DESCRIPTION
-----------

This directory contains a means by which a simple job is submitted into
Condor under DMTCP. The purpose of this code is to test the initial
wrapping of DMTCP into Condor via Condor's pre-built mechanisms. It is
also used to test DMTCP across a wide variety of Linux machines which
have different kernel/libc/etc revisions.

See the INSTRUCTIONS section after the manifest and explanation of the
files.

This code is under the Apache V2.0 License. It was written by
Peter Keller <psilord@cs.wisc.edu>, a member of the Condor Team.
Inqueries about the DMTCP/Condor integration software should be sent to
condor-admin@cs.wisc.edu.

DMTCP
-----

Get the latest stable release of DMTCP (1.2.0 or later) from here:
http://dmtcp.sourceforge.net/downloads.html

Compile and install it somewhere. You don't have to be root.

File: Makefile
--------------

The Makefile contains 5 targets: all submit foo analyze clean
all - run target foo
submit - submit job.sub into Condor
foo - make the C test executable
analyze - after a run is completed, produce a report about what happened.
clean - make the system ready for a resubmit but you have to condor_rm yourself
refresh - Copy needed libraries and binaries from dmtcp installation to here.

NOTE!!!

Fix DMTCP_BIN and DMTCP_LIB in the Makefile to point to your installed
DMTCP binaries and libraries. THIS IS REQUIRED!

File: foo.c
-----------

This is a C program which will copy its stdin to a file, then iterate
a count into the file for X seconds. The command line arguments are
a single integer which represents the number of seconds and lines of
counting output the program is supposed to perform. In the Condor job,
the stdin is the foo.c file itself. This is the main test job.

File: job.sub
-------------

This is the Condor job description file. The actual job being submitted is
shim_dmtcp, which is called with a pile of arguments including the name of the
actual job to run.

The important sections of this file are:
    1. The arguments line, see the description in the file.
    2. The environment line, in order to get DMTCP output in the right place.
    3. The kill_sig, which tells shim_dmtcp when to checkpoint.
    4. The file transfer lines, which move all of the required DMTCP files
        in addition to the job executable, and any files the job may require
        to the execute machine. The intermediate/checkpoint files made by
        DMTCP are transferred to and from Condor's spool directory and 
        controlled by the ON_EVICT_OR_EXIT setting.
    5. The stdout/stderr is handled in that there is a specification for the
        shim_dmtcp script as defined in the job.sub in addition to files being
        specified as arguments to shim_dmtcp which represent the stdout/stderr
        files of the wrapped job running under DMTCP.

File: out.template
------------------

This represents the output of the foo program for a correct run given the
arguments supplied in the shim_dmtcp script. The make analyze phase uses
this to check if the output of a job was correct.

File: analyze_log
-----------------

This is a simple program to select lines of interest from a shim_dmtcp stdout
file.

File: shim_dmtcp
----------------

This is the real job submitted into Condor by job.sub and the means by which
DMTCP wraps a job.

The main part of this script is to handle initial starts, checkpointing,
and restarts of the wrapped job in addition to starting the dmtcp
coordinator process for exclusive use by the wrapped job. Determination of
a restart or an initial start is based upon the presence of the checkpoint
file written by the coordinator. When a checkpoint signal arrives from
Condor, the checkpoint() function is called which ultimately exits after
the checkpoint is effected.

The WARNING section in the file is to close an fd that is leaked from Condor
to the job. Normally, this doesn't affect anything, but in the case of DMTCP
it does since DMTCP doesn't know how to restore it.

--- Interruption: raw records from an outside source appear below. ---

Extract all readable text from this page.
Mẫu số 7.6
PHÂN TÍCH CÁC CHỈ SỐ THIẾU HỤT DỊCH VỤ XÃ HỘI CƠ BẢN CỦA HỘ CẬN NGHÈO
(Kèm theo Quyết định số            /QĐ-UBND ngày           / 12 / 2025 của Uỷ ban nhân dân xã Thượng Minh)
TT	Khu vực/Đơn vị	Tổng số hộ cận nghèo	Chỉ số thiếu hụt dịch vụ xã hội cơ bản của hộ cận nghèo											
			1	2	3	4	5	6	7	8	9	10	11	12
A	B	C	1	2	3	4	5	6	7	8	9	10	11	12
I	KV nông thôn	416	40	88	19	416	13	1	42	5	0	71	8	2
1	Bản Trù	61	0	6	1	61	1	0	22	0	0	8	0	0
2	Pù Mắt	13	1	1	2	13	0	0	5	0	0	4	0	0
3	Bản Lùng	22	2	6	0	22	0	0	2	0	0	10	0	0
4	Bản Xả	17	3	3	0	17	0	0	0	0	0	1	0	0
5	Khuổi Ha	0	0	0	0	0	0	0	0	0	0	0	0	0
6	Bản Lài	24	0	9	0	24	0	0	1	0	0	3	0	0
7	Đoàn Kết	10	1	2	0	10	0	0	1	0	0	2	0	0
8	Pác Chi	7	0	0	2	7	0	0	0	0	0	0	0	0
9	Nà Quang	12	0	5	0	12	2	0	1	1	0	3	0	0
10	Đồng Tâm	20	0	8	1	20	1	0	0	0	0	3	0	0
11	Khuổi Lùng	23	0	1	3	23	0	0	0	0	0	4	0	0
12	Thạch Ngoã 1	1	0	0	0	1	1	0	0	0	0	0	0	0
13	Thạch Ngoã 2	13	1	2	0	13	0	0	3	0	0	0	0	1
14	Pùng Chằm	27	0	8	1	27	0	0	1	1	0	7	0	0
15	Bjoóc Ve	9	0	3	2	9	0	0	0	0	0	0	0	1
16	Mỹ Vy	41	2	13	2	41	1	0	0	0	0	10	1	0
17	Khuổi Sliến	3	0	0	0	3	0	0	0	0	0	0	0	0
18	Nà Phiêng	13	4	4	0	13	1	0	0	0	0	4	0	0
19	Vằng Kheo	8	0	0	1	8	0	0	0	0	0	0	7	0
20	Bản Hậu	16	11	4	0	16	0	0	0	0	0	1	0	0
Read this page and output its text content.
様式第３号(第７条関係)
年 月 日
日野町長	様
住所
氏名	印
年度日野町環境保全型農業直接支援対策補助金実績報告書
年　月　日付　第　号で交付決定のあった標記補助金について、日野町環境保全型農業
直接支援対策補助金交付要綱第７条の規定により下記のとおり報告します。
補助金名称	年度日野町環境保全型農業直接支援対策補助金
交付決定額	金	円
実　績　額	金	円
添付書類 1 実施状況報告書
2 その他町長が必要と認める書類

The script is fairly well commented.

-----------------------------------------------------------------------------

INSTRUCTIONS
------------

0. Build and install DMTCP somewhere.

    Find DMTCP at:
        http://dmtcp.sourceforge.net/

1. Fix the Makefile DMTCP_LIB and DMTCP_BIN paths to point to the installation
of DMTCP.

2. An initial make should copy the dmtcp binaries and libraries over
and compile foo.c into the executable.

3. A condor_submit of job.sub should put the single test job into Condor.

4. You can use the Requirements expression to control the set of machines
upon which the job will be tested. If there is suspected instability in 
DMTCP, try running it on a homogenous set of machines and do your testing
there.

5. Once the test job works, you can edit job.sub, following the directions
in that file, to change it to use your job.